Funnily enough, I have the exact opposite complaint as you about how Pillars of Eternity II handled colonialism:
The fisherman was, from what I recall, trying to get his land back after his village was effectively made to sign a predatory deal with a colonial company backed by a large state: Perhaps you may take issue with the exact way and nuance of how the fisherman said it, but right there that's establishing an interesting theme of colonialism.
Whenever I think of how POE II handled colonialism, I think of MrBTongue's video on discomfort, where he argues the point that a lot of video games try and give the veneer of moral ambiguity, but stop right before the point it becomes uncomfortable, because too much moral ambiguity would make the player hesitate, whereas embracing the uncomfort is a positive
A big part of the issue I take with POE II's writing, is it doesn't portray
enough of an anti-colonialist struggle, nor enough of colonialism as a system of power, which makes it feel kinda just hollow and tacked on.

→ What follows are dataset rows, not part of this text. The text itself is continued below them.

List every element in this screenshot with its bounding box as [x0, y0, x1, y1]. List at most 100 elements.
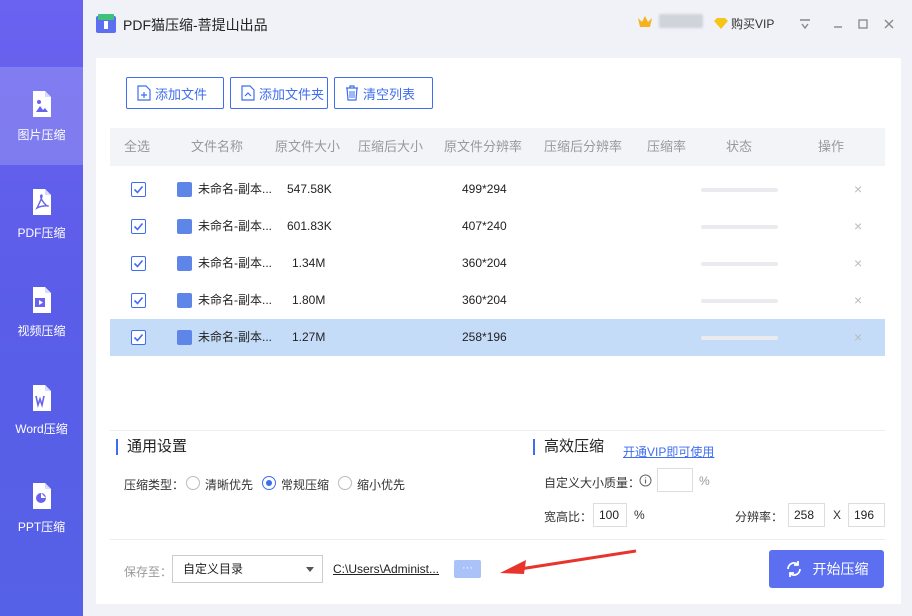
row-checkbox[interactable]: [131, 219, 146, 234]
crown-icon: [638, 16, 652, 27]
settings-divider: [110, 430, 885, 431]
start-compress-button[interactable]: 开始压缩: [769, 550, 884, 588]
ppt-file-icon: [32, 482, 51, 509]
resolution-label: 分辨率：: [735, 510, 784, 524]
table-row[interactable]: 未命名-副本... 1.34M 360*204 ×: [110, 245, 885, 282]
user-account[interactable]: [637, 14, 703, 28]
table-row[interactable]: 未命名-副本... 601.83K 407*240 ×: [110, 208, 885, 245]
sidebar-item-pdf-compress[interactable]: PDF压缩: [0, 165, 83, 263]
original-resolution: 407*240: [462, 219, 507, 233]
delete-icon[interactable]: ×: [854, 171, 862, 208]
trash-icon: [346, 85, 358, 101]
quality-input[interactable]: [657, 468, 693, 492]
diamond-icon: [714, 18, 728, 29]
image-file-icon: [32, 90, 51, 117]
row-checkbox[interactable]: [131, 256, 146, 271]
original-resolution: 499*294: [462, 182, 507, 196]
title-bar: PDF猫压缩-菩提山出品 购买VIP: [83, 0, 912, 48]
add-file-button[interactable]: 添加文件: [126, 77, 224, 109]
sidebar-item-label: Word压缩: [15, 421, 68, 436]
sidebar: 图片压缩 PDF压缩 视频压缩 Word压缩 PPT压缩: [0, 0, 83, 616]
progress-bar: [701, 262, 778, 266]
original-resolution: 360*204: [462, 256, 507, 270]
app-title: PDF猫压缩-菩提山出品: [123, 17, 268, 33]
save-location-select[interactable]: 自定义目录: [172, 555, 323, 583]
sidebar-item-ppt-compress[interactable]: PPT压缩: [0, 459, 83, 557]
original-resolution: 360*204: [462, 293, 507, 307]
table-header: 全选 文件名称 原文件大小 压缩后大小 原文件分辨率 压缩后分辨率 压缩率 状态…: [110, 128, 885, 166]
file-name: 未命名-副本...: [198, 182, 272, 196]
sidebar-item-label: PDF压缩: [17, 225, 66, 240]
check-icon: [133, 296, 144, 305]
save-to-label: 保存至：: [124, 565, 173, 579]
video-file-icon: [32, 286, 51, 313]
original-size: 1.80M: [292, 293, 326, 307]
buy-vip-link[interactable]: 购买VIP: [713, 15, 774, 32]
original-size: 547.58K: [287, 182, 332, 196]
info-icon[interactable]: [639, 474, 652, 487]
column-header: 原文件分辨率: [444, 139, 523, 154]
user-name-blurred: [659, 14, 703, 28]
check-icon: [133, 185, 144, 194]
column-header: 原文件大小: [275, 139, 341, 154]
radio-shrink-first[interactable]: [338, 476, 352, 490]
add-folder-label: 添加文件夹: [259, 86, 325, 102]
chevron-down-icon: [306, 567, 314, 572]
column-header: 压缩后分辨率: [544, 139, 623, 154]
row-checkbox[interactable]: [131, 293, 146, 308]
radio-normal-compress[interactable]: [262, 476, 276, 490]
aspect-ratio-unit: %: [634, 508, 645, 522]
add-folder-button[interactable]: 添加文件夹: [230, 77, 328, 109]
quality-unit: %: [699, 474, 710, 488]
row-checkbox[interactable]: [131, 330, 146, 345]
maximize-icon[interactable]: [853, 14, 873, 34]
radio-clarity-first[interactable]: [186, 476, 200, 490]
sidebar-item-video-compress[interactable]: 视频压缩: [0, 263, 83, 361]
add-file-label: 添加文件: [155, 86, 208, 102]
delete-icon[interactable]: ×: [854, 208, 862, 245]
close-icon[interactable]: [879, 14, 899, 34]
file-name: 未命名-副本...: [198, 293, 272, 307]
file-name: 未命名-副本...: [198, 256, 272, 270]
image-thumbnail-icon: [177, 293, 192, 308]
refresh-icon: [786, 561, 801, 577]
word-file-icon: [32, 384, 51, 411]
table-row[interactable]: 未命名-副本... 547.58K 499*294 ×: [110, 171, 885, 208]
advanced-compress-title: 高效压缩: [533, 439, 604, 455]
browse-path-button[interactable]: ···: [454, 560, 481, 578]
sidebar-item-label: 图片压缩: [17, 127, 66, 142]
table-row-selected[interactable]: 未命名-副本... 1.27M 258*196 ×: [110, 319, 885, 356]
pdf-file-icon: [32, 188, 51, 215]
output-path-link[interactable]: C:\Users\Administ...: [333, 562, 439, 576]
progress-bar: [701, 225, 778, 229]
menu-icon[interactable]: [795, 14, 815, 34]
check-icon: [133, 333, 144, 342]
delete-icon[interactable]: ×: [854, 245, 862, 282]
original-size: 601.83K: [287, 219, 332, 233]
table-row[interactable]: 未命名-副本... 1.80M 360*204 ×: [110, 282, 885, 319]
sidebar-item-label: 视频压缩: [17, 323, 66, 338]
delete-icon[interactable]: ×: [854, 319, 862, 356]
image-thumbnail-icon: [177, 219, 192, 234]
main-panel: 添加文件 添加文件夹 清空列表 全选 文件名称 原文件大小 压缩后大小 原文件分…: [96, 58, 901, 604]
select-all-header[interactable]: 全选: [124, 128, 150, 165]
open-vip-link[interactable]: 开通VIP即可使用: [623, 443, 714, 460]
column-header: 压缩率: [647, 139, 687, 154]
original-resolution: 258*196: [462, 330, 507, 344]
resolution-width-input[interactable]: 258: [788, 503, 825, 527]
resolution-separator: X: [833, 508, 842, 522]
save-location-value: 自定义目录: [183, 562, 244, 576]
resolution-height-input[interactable]: 196: [848, 503, 885, 527]
original-size: 1.27M: [292, 330, 326, 344]
radio-label: 缩小优先: [357, 478, 406, 492]
sidebar-item-word-compress[interactable]: Word压缩: [0, 361, 83, 459]
clear-list-button[interactable]: 清空列表: [334, 77, 433, 109]
minimize-icon[interactable]: [828, 14, 848, 34]
sidebar-item-label: PPT压缩: [17, 519, 66, 534]
sidebar-item-image-compress[interactable]: 图片压缩: [0, 67, 83, 165]
file-table: 全选 文件名称 原文件大小 压缩后大小 原文件分辨率 压缩后分辨率 压缩率 状态…: [110, 128, 885, 356]
delete-icon[interactable]: ×: [854, 282, 862, 319]
add-folder-icon: [241, 85, 255, 101]
aspect-ratio-input[interactable]: 100: [593, 503, 627, 527]
row-checkbox[interactable]: [131, 182, 146, 197]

I feel a large part of the reason for this is that Obsidian figured "We need to make this game morally grey and with different factions all with their own flaws, therefore we can't go overboard"
Real world history is incredibly brutal, but Pillars of Eternity 2 feels like it's toning down the brutality of systems of power in order to make it seem more morally grey and like all of the factions have a point. How I would have written it would have been more among the lines of
1. Make slavery an active persistent problem in the Valian Republics that's an issue throughout all their colonies, rather than an underground illegal business practice. Don't make it all doom and gloom, I'm sure there are some Valian Abolitionists, but the horrors of slavery come from precisely the fact that it was a completely normalised and above ground, so making it as this shady side business the Valians are engaging in kinda makes it lose some of it's bite.
2. Actually take measures to emphasise violent occupation. Like ok so part of the factional conflict is that the Valians are they're a trading company that's exploiting local for profits, as opposed to Rauatai which has a burgeoning nationalism, which wants to violently unify the Aumau people in to a singular nation state. This is incredibly interesting on a surface level, but the problem is they're not willing to fully emphasise the violence that the worldviews these people have will inevitably involve
Like, this could be fairly easy: Show far more of the actual conquest that Rauatai is engaged in, and make it an active choice to help them conquer nearby tribes. In the case of the Valians, have them get you to protect their property from the violence of locals, only to find out the land their property is on was taken from the locals in some dodgy exploitative trading agreement.
3. Have the Huana seem more genuinely resentful. They should feel like a culture that's trying to avenge a massive cultural trauma gained from their loss of sovereignity to foreign occupation, not just weird traditionalists.
4. Have the pirate ending seem far more like a fragile social order, like it could potentially collapse if any of the major factions made a move.
There's already in my mind, plenty of interesting questions that could be asked in POE2. The Valian Republics are on the verge of a scientific revolution with a new type of technology, Rauatai looks like a potential Industrial Powerhouse, held back only by it's seasonal storms stopping it from creating the agricultural base necessary for full industrialisation.
The game could ask you "Do you think it's the right way forwards to choose one of these potential futures, either the technologies that come from Industrialisation, or from the unique Animancy Soul Machines that this universe have, and thus choose a potential progress for this universe, if the cost is having to enable violent systems of power". It would ask questions of how much the player values technological progress and industrialisation, over the self-determination and national sovereignty of peoples, and whether they think violent occupation is acceptable as a means to an end. On the other end it could ask how far colonised people can go in trying to overthrow their oppressors: What happens to all the Valians and Rauataians who live in the Deadfire after the systems protecting them break down?
And it would feel like it would have genuine moral weight, since the game wouldn't be playing around with how brutal all the major players involved are.
Instead we have a game where all the factions feel vaguely friendly with a few minor flaws. This doesn't feel like having to choose out of a series of different violent systems of power, ones where their values don't necessarily align with your own, and thus question in the process where your values lie. It feels like choosing between a series of equally moraly grey endings because they haven't really thought about how to make the questions being asked have any actual weight.